In any case, it’s still too soon to tell. Google says that Clips will be available soon, but Spectacles may serve as a cautionary tale, just as Glass did for Snap before. Insofar as the marketing for the camcorder shades depicted it as a high-tech toy, Spectacles have proven to be just that – a novelty, apropos last holiday-season’s hot-ticket gadget – and, perhaps more tellingly, Snap has stumbled since its much-hyped initial public offering in March this year, when it went public to the tune of a $34 billion valuation. Since then, the company has seemingly resigned to the fact that the app’s most successful features have been copied, down to the name, by the likes of Facebook and Instagram (i.e. Stories). Nevertheless, a prescient passage from the company’s S-1 Registration Form, filed to the FDIC on the occasion of the stock offering, uncannily foreshadows cameras to come:

In the way that the flashing cursor became the starting point for most products on desktop computers, we believe that the camera screen will be the starting point for most products on smartphones. This is because images created by smartphone cameras contain more context and richer information than other forms of input like text entered on a keyboard. This means that we are willing to take risks in an attempt to create innovative and different camera products that are better able to reflect and improve our life experiences.
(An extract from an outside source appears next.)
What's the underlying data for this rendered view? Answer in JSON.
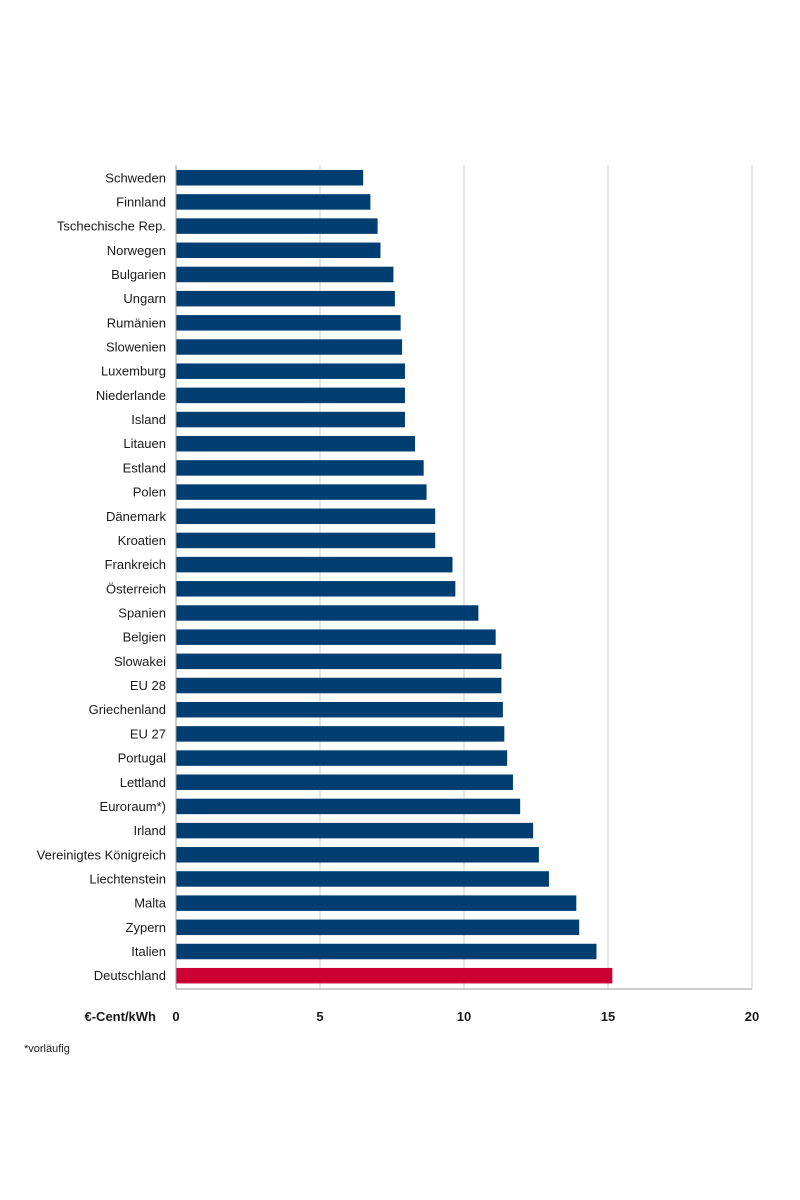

If the last bit sounds like it could just as well describe Clips, it is all the more interesting that another Google product, launched in May of this year, exemplifies the first part of the prescient passage, repurposing the camera as an interface for navigating the real world. Likened to a visual form of the popular song-identification app Shazam, Google “Lens” is capable of detecting and recognising objects such as flowers and restaurants in images or via smartphone camera. (The Google Translate app has offered real-time on-screen translations of on-camera text since January 2015 – which, incidentally, is when they discontinued Glass.) Thus, if Snapchat strategically excluded the interface from Glass, Google has taken the opposite tack and revived the visual search function as an app instead of a wearable camera, putting (or keeping) the HUD at arm’s length.

Whereas Lens conjures an informational layer atop the visible world, the new Clips camera is the first consumer-facing AI that attempts to understand the emotional content of visual data. Together, they illustrate two sides of Google’s overarching AI effort – the left hemisphere of the brain versus the right, if you will – though the jury’s still out as to whether their machine-learning algorithms, “trained” as they are by software engineers in Mountain View, can outsmart the skeptics.

For now, they’ve set their sights on babies and pets.